Austin, Texas – After millions of Texans were left without power, water, and heat during a deadly winter storm in February, those same taxpayers may now be expected to pick up the bill for winterizing the power companies' equipment.

Texas' investor-owned power companies apparently want taxpayers to cover the costs of weatherization.
Texas' investor-owned power companies apparently want taxpayers to cover the costs of weatherization.  © IMAGO / NurPhoto

After signing Senate Bill 3, which required power generators to winterize their equipment and created a statewide outage alert system, among other provisions, Governor Greg Abbott seemed to think the power grid issue was a done deal, saying, "Bottom line is that everything that needed to be done was done to fix the power grid in Texas."

Many Texans disagreed with that assessment, particularly after experiencing heat-related warnings and outages entering the summer.

Nevertheless, the power grid was noticeably missing from the agenda Abbott released for Texas' special legislative session, which began on Thursday. The governor apparently thought SB 3 was enough, even though it leaves many important details unclear.

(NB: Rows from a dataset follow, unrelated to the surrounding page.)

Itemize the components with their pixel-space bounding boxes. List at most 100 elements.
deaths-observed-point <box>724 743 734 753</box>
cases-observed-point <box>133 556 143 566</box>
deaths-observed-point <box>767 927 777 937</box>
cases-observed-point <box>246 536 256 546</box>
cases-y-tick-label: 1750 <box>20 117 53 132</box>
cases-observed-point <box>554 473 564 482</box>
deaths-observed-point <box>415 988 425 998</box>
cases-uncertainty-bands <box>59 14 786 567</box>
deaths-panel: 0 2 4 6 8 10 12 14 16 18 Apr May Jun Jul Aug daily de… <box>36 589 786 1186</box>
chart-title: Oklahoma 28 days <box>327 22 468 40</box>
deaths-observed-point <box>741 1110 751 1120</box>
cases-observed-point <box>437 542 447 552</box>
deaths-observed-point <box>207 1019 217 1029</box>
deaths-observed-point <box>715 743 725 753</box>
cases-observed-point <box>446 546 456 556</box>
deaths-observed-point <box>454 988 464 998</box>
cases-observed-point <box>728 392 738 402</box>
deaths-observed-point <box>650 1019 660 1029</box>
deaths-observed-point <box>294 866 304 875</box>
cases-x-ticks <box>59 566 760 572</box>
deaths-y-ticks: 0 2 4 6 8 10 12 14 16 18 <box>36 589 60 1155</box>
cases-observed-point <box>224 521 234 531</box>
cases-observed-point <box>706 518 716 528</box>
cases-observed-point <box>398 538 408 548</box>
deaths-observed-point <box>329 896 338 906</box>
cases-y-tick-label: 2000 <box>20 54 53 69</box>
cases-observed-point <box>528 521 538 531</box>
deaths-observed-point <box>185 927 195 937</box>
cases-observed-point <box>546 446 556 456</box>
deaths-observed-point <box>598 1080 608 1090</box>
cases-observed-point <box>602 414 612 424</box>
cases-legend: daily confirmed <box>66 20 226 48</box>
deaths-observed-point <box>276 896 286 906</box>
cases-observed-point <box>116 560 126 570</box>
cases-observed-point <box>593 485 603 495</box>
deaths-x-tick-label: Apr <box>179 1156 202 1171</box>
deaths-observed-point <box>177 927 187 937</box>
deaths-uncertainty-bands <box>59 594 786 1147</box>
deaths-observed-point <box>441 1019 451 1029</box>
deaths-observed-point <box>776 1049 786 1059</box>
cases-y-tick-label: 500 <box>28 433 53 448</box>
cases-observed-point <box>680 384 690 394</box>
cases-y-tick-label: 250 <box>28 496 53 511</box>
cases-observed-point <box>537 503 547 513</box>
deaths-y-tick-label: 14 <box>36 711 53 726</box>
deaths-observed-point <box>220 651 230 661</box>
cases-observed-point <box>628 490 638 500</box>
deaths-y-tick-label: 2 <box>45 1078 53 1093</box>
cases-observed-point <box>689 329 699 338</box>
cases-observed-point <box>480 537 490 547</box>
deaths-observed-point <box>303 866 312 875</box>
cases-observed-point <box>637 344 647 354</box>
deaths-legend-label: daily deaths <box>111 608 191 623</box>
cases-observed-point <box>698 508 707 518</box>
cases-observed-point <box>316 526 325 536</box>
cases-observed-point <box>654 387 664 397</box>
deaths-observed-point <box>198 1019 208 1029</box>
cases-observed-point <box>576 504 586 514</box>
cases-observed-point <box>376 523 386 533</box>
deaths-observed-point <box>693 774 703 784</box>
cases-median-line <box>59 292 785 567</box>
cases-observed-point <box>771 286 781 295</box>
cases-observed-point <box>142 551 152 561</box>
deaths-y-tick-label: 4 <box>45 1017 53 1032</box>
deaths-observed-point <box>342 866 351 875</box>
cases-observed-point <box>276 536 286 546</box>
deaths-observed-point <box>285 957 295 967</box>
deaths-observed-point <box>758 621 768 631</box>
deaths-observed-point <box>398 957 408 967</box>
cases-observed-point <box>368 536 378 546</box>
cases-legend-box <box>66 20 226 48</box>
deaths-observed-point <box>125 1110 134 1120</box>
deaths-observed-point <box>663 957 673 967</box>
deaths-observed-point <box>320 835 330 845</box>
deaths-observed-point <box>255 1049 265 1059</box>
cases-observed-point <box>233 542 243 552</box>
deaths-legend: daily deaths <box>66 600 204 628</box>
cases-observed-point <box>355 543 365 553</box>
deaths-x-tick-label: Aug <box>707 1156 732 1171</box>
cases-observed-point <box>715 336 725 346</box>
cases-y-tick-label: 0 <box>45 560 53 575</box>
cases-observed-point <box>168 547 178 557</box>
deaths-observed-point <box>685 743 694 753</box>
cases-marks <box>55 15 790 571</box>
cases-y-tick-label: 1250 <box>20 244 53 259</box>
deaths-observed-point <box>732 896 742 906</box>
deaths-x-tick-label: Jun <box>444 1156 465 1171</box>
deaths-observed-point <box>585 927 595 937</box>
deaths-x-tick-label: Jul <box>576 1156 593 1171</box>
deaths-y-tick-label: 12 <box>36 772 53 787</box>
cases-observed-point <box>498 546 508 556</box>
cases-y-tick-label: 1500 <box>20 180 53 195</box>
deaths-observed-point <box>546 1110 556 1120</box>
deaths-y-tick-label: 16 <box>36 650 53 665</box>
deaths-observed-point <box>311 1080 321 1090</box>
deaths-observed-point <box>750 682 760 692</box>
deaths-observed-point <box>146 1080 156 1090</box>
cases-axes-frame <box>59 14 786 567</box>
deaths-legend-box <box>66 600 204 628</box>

One of the open questions not addressed in the legislation was determining who would be responsible for paying to weatherize the equipment, the Houston Chronicle reported. Now, investor-owned power companies have offered an answer: regular Texans.

Houston-based Calpine Corporation argued the funds should come from taxpayer money, as the new winterization requirements "represent a societal judgment that mandates an additional investment in additional extreme weather conditions."

Some companies have also argued that covering the costs themselves would make them less competitive in the state's energy market and ultimately decrease the grid's reliability.

It remains unclear what the regulations for weatherization will be, but costs could go up into the billions.

The debate around public funding of power generator weatherization comes after the costs of February's price surges also rose into the billions, with taxpayers expected to pick up a big chunk of the sum through higher gas and electric rates.